Louise Tobin, a 1930s and 1940s big band singer who urged her then-husband, trumpeter and bandleader Harry James, to hire a promising young man she heard on the radio, a singing waiter of New Jersey named Frank Sinatra, died Nov. 26 at the home of a granddaughter in Carrollton, Texas. She was 104 years old.
His biographer Kevin Mooney confirmed the death but did not know the immediate cause.
Ms. Tobin was a hoarse-throated Texan who began singing professionally as a teenager and had a modestly successful career as a “vocalist”, performing with bands led by Benny Goodman, Will Bradley and Bobby Hackett.
She recorded hits with Goodman, including the standards “There Will Be Changes Made” and “I Didn’t Know What Time It Was”, but left the band to raise her two sons, whom she had with James. “We were trying to establish Harry more than we were trying to establish me,” she recalled to the Dallas Morning News.
James had recently left the Goodman Band to design his own outfit and needed a male vocalist. One day in June 1939, Tobin was in a Manhattan hotel room, listening to a radio link from a truck stop in Englewood Cliffs, NJ called Rustic Cabin. She woke her husband up from his nap.
“I heard this boy sing, and I thought, ‘There’s a beautiful singer!’ she told jazz historian Will Friedwald. “So I woke Harry up and said, ‘Honey, maybe you should hear this kid on the radio. The singer boy on this show looks pretty good. It was the end, as far as I was concerned.
James picked up the broadcast the following evening and went to the club in search of the creamy-voiced singer. “We don’t have a singer,” the manager told him questioningly. “But we have a master of ceremonies who sings a little.”
James offered Sinatra, who was also serving tables, a one-year contract at $75 a week. Within months they were recording “All or Nothing At All” and other ballads that established Sinatra not only as a commercial force – he would soon be drawn to Tommy Dorsey’s much more popular band – but also as the preeminent vocalist of his generation.
“Harry deserves the credit,” Ms Tobin later said. “I just woke him up.”
Ms Tobin’s marriage quickly disintegrated, falling victim to what she described as James’ wandering eye and inflated ego. James, lured to Hollywood to appear in films, began courting famous pin-up girl and musical star Betty Grable, who became his second wife. As Ms. Tobin’s career declined, she returned to North Texas and raised her children.
Producers gradually reintroduced her to the festival circuit, including a 1962 appearance at the Newport Jazz Festival, where New York jazz critic Whitney Balliett praised her for singing “with warmth and a complete lack of calculation “. She married jazz clarinetist Michael “Peanuts” Hucko in 1967 and played with him for three decades.
Mary Louise Tobin was born in Aubrey, Texas on November 11, 1918, and grew up in nearby Denton, where she was one of 11 siblings raised by her widowed mother. His father died from injuries sustained in a car accident.

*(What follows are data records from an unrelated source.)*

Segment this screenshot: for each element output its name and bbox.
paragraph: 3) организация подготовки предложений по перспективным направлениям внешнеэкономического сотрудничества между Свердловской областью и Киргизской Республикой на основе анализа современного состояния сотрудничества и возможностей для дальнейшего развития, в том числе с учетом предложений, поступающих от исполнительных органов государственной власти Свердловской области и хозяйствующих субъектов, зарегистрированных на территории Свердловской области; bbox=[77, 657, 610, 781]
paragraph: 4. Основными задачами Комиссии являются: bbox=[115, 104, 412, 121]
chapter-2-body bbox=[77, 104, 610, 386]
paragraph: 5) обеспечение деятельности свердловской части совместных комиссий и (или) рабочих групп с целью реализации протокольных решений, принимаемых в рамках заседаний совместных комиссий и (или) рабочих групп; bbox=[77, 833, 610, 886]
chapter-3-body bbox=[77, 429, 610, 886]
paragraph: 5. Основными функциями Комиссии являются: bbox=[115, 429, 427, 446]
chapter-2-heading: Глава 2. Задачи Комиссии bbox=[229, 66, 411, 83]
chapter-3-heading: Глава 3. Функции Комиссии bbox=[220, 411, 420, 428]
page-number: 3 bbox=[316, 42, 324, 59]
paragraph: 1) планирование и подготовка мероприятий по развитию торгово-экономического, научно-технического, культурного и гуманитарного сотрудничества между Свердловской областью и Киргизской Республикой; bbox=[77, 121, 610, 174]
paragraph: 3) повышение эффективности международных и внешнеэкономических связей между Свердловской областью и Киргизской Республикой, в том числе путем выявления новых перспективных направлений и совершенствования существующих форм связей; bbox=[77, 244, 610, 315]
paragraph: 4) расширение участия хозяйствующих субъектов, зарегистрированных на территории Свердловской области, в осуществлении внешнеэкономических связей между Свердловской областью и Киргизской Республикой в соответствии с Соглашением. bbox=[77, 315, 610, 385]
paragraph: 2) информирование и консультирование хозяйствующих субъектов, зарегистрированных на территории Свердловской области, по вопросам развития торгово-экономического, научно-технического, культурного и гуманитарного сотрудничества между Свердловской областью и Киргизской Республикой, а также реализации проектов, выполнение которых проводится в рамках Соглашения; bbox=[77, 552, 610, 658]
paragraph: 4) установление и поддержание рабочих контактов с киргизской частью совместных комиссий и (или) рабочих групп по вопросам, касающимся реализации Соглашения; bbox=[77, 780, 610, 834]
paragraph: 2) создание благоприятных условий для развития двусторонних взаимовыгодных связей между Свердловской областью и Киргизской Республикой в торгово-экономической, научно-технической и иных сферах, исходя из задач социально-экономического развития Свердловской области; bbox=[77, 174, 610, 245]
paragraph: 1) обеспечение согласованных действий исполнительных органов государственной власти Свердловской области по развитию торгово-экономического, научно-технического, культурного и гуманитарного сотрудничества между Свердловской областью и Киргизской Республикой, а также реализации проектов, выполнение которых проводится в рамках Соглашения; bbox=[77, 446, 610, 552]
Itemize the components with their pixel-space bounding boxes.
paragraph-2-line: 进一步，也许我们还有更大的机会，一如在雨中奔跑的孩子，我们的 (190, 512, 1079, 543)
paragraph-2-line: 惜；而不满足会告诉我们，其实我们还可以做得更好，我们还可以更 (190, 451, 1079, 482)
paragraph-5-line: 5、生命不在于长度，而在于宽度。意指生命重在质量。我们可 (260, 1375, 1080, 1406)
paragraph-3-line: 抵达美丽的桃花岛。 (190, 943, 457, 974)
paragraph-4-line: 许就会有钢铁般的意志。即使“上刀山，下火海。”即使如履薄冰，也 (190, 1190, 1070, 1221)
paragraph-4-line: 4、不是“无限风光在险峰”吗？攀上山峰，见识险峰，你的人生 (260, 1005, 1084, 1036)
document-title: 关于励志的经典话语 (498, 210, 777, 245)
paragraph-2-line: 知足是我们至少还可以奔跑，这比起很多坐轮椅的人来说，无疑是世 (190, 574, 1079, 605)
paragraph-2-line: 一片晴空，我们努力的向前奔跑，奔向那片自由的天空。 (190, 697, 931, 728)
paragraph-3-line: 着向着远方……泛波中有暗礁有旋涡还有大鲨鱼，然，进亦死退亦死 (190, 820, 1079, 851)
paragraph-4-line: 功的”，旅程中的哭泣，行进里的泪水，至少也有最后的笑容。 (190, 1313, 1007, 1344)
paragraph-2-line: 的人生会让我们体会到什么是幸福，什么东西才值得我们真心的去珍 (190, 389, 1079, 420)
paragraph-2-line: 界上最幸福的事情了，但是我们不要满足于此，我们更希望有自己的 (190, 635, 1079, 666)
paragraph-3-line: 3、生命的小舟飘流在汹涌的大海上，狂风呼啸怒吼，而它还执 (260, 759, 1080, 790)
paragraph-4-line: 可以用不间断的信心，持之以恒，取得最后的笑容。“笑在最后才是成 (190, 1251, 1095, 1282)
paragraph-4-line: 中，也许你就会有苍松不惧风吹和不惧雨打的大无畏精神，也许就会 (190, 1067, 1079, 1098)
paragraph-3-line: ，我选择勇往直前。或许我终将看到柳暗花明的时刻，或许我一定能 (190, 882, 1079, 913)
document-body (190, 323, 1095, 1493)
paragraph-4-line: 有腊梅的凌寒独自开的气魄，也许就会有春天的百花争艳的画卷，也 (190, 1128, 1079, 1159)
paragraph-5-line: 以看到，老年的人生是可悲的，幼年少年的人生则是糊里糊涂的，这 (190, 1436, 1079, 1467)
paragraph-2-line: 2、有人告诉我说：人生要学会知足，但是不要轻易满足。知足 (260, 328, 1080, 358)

Louise sang for local community groups and, at age 14, won a talent contest on a CBS radio station in Dallas, having to stand on a piece of cardboard to reach the microphone. She was soon singing at dance parties across the state, chaperoned by an older sister. “I was thrilled,” she told the Morning News. “My accomplishment was not having to wash the dishes.”
Within a few years, she joined a regional band led by Art Hicks that also featured James as lead trumpeter and toured movie theaters and hotel ballrooms. She and James married in 1935; she was 16 and he was 19.
After their divorce, Ms. Tobin spent several years working in Los Angeles with bands led by pianist Emil Coleman and trumpeter Ziggy Elman before returning to Texas.
Survivors include two sons, Harry James Jr. and Jerin Timothyray “Tim” James; and many grandchildren and great-grandchildren.
With Hucko, who died in 2003, she co-owned the Navarre supper club in Denver and toured Europe, Australia and Japan as an apostle of big band sound. As she told the Morning News, “Jazz is freedom.”